Dealing with aliens and language
My favourite way this was handled is also the most famous. So famous you are probably already thinking about it.
The Babel Fish:
But Douglas was doing more than producing an achingly funny literary device. He was dealing with the same issue lots of writers face. How can they have Aliens but still have them talk in a way that their readers can relate to.
Some early writers didn’t bother, they made up gobbledygook that the reader had to wade through. I read some of this. It never worked. Luckily that phase didn’t last long, perhaps editors got sick of it. Then there was psychic communication. Writers literally had their aliens not talking but telepathically communicating (E.E Doc Smith and his Lensemen are an early example of this). It sort of worked, but not really, only the privileged few could communicate directly.
You could argue that this is how the babel fish works, because it is telepathic.

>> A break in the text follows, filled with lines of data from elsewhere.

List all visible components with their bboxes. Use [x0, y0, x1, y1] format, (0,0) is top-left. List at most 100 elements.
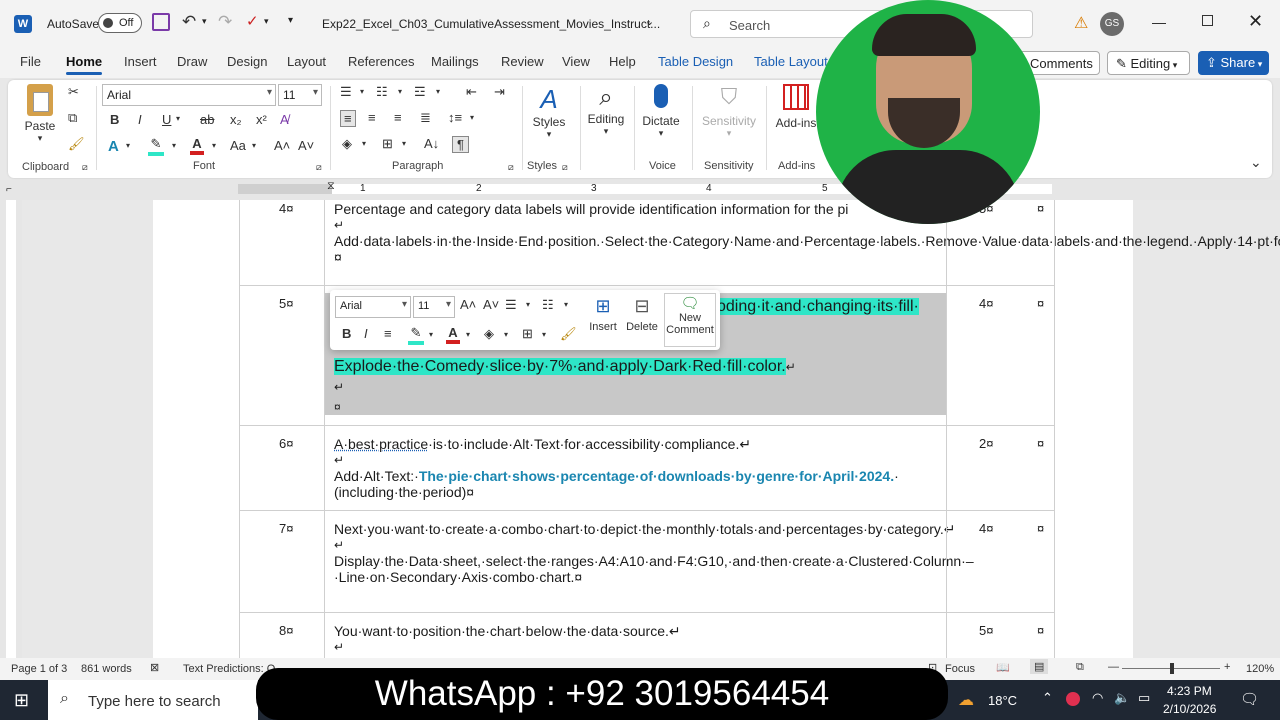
- autosave-toggle[interactable]: Off: [98, 13, 142, 33]
- font-color-icon[interactable]: A: [190, 136, 204, 155]
- step-text[interactable]: You·want·to·position·the·chart·below·the…: [334, 623, 944, 655]
- italic-icon[interactable]: I: [138, 112, 142, 127]
- minimize-icon[interactable]: —: [1152, 14, 1166, 30]
- clipboard-launcher-icon[interactable]: ⧄: [82, 162, 88, 173]
- align-left-icon[interactable]: ≡: [340, 110, 356, 127]
- new-comment-button[interactable]: 🗨 New Comment: [664, 293, 716, 347]
- paragraph-launcher-icon[interactable]: ⧄: [508, 162, 514, 173]
- clock-date[interactable]: 2/10/2026: [1163, 702, 1216, 716]
- grow-font-icon[interactable]: A˄: [460, 297, 476, 312]
- undo-dropdown-icon[interactable]: ▾: [202, 16, 207, 27]
- line-spacing-dropdown-icon[interactable]: ▾: [470, 113, 474, 122]
- sort-icon[interactable]: A↓: [424, 136, 439, 151]
- format-painter-icon[interactable]: 🖌: [68, 136, 85, 152]
- tab-table-design[interactable]: Table Design: [658, 54, 733, 69]
- delete-button[interactable]: ⊟ Delete: [624, 296, 660, 333]
- volume-icon[interactable]: 🔈: [1114, 690, 1130, 706]
- borders-icon[interactable]: ⊞: [522, 326, 533, 342]
- align-right-icon[interactable]: ≡: [394, 110, 402, 125]
- increase-indent-icon[interactable]: ⇥: [494, 84, 505, 100]
- text-effects-dropdown-icon[interactable]: ▾: [126, 141, 130, 150]
- restore-icon[interactable]: [1202, 15, 1213, 26]
- font-name-combo[interactable]: Arial ▾: [102, 84, 276, 106]
- tab-insert[interactable]: Insert: [124, 54, 157, 69]
- superscript-icon[interactable]: x²: [256, 112, 267, 127]
- web-layout-icon[interactable]: ⧉: [1076, 661, 1084, 674]
- tab-mailings[interactable]: Mailings: [431, 54, 479, 69]
- focus-button[interactable]: Focus: [945, 663, 975, 675]
- taskbar-search-box[interactable]: ⌕ Type here to search: [48, 680, 258, 720]
- tab-file[interactable]: File: [20, 54, 41, 69]
- change-case-icon[interactable]: Aa: [230, 138, 246, 153]
- decrease-indent-icon[interactable]: ⇤: [466, 84, 477, 100]
- font-size-combo[interactable]: 11 ▾: [278, 84, 322, 106]
- insert-button[interactable]: ⊞ Insert: [586, 296, 620, 333]
- proofing-icon[interactable]: ⊠: [150, 661, 159, 674]
- tab-references[interactable]: References: [348, 54, 414, 69]
- highlight-icon[interactable]: ✎: [408, 325, 424, 345]
- styles-button[interactable]: A Styles ▾: [530, 84, 568, 140]
- copy-icon[interactable]: ⧉: [68, 110, 77, 126]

But it isn’t the same, because anyone could have one, it was a universal device, available to the common hitch-hiker.
Lenses were for the elite. But that was E.E.’s viewpoint, you could see in the rest of his writing. Only special people got to do special things, not the general public. It was a different time. I liked the books when I read them as a child, but they haven’t aged well.
Harry Harrison, to use a more recent example (god I’m showing my age, but I love all of his work), used mind tapes to imprint languages into the brain, so the subject could both speak and understand the local lingo. Not perfect solution, but reasonable, it works in his universes, and I do so love the universes he created.
In his completely brilliant West of Eden Trilogy*, which if you haven’t read you simply must, he doesn’t use translators at all, but uses the process of the protagonist having to learn dinosaur language as a way to advance the plot. It’s astonishingly well done. So well in fact I didn’t realise he was using it that way till a while after I’d read the book and had to re-read it to fully appreciate it.
That was the first, and I think, only time I’ve it used that way.
*West of Eden is a story where the asteroid never wiped out the dinosaurs and humans are consigned to corners of the world where intelligent dinosaurs haven’t reached. I recommend it.
Star Trek has the Universal Translator, although it seems to be employed less and less for some familiar species. They love having their Klingon. And using the Klingon language for dramatic effect makes sense. It works really well, at least in the early movies. Those are the only ones I like, and the Klingon language is integral to many of the stories.
Star Treks writers knew when to make use of it and when to ignore it. You can see this most easily in Voyager. The crew get thrown into situations where they cannot possibly have access to one, yet they can talk to the locals. Why? Because it works thematically.
Doing otherwise would ruin the story.
When has the concept of a Universal translator itself been used as a prop? Look at Galaxy Quest.
There’s a great example ‘Doesn’t she talk? – Her translator is broken’, great line. Showing the viewer that a translation system is being used, then never bothering with it again, and getting a laugh from it. That’s very Adamsian. He used his translation system as a mechanism for humour them largely ignored it. Except in his case it became such a big thing he used it again several times. Sometimes usefully (non existence of god proving), sometimes incidentally, never pointlessly.
So what’s my point. Let’s look at the fundamental problem science fiction writers face. No-one on a different world can possibly speak the same language. It simply isn’t a thing.
It isn’t even a thing in different areas of our planet, or different places in the same country sometimes. No, when it comes to other worlds we won’t be likely share anything but mathematical constants, and we’ll have different ways of referring to those. So how can you have a multi world drama in this case?
Surely you need some kind of elaborate translation system that can handle the inter species communication?
I thought that, but look at the above examples, what do they have in common. They mostly introduce a system, then proceed to ignore it. This is even true in Lensmen for the most part. The characters communicate as they would if they were native speakers of the same language.
If you read early science fiction where authors tried to make up alien languages they don’t work, or don’t work now if they ever did. It separates the reader from the action. This is a bad plan.
The only person I know who made it work is Tolkien. But let’s be honest, he didn’t just write some books, he created an entire world, complete with history, races, languages and legends, then wrote some books set in it. We can’t really compare universal translators to that, can we.
My personal thoughts are:
If the reader isn’t supposed to understand something the first time they see it, don’t make them read it. If it is, put it in plain language.
Get rid of the translator mcguffin, if all you’re going to do is introduce it then ignore it, you don’t need it.
Readers are so used to aliens talking in a way the can understand now there’s simply no reason to use one now. Some people might mutter. But I don’t imagine many will. I’ve been reading SFF for years, and so many books have just left out the translator completely without hurting the story one bit.
It’s a holdover from a previous age of SFF we simply don’t need any more.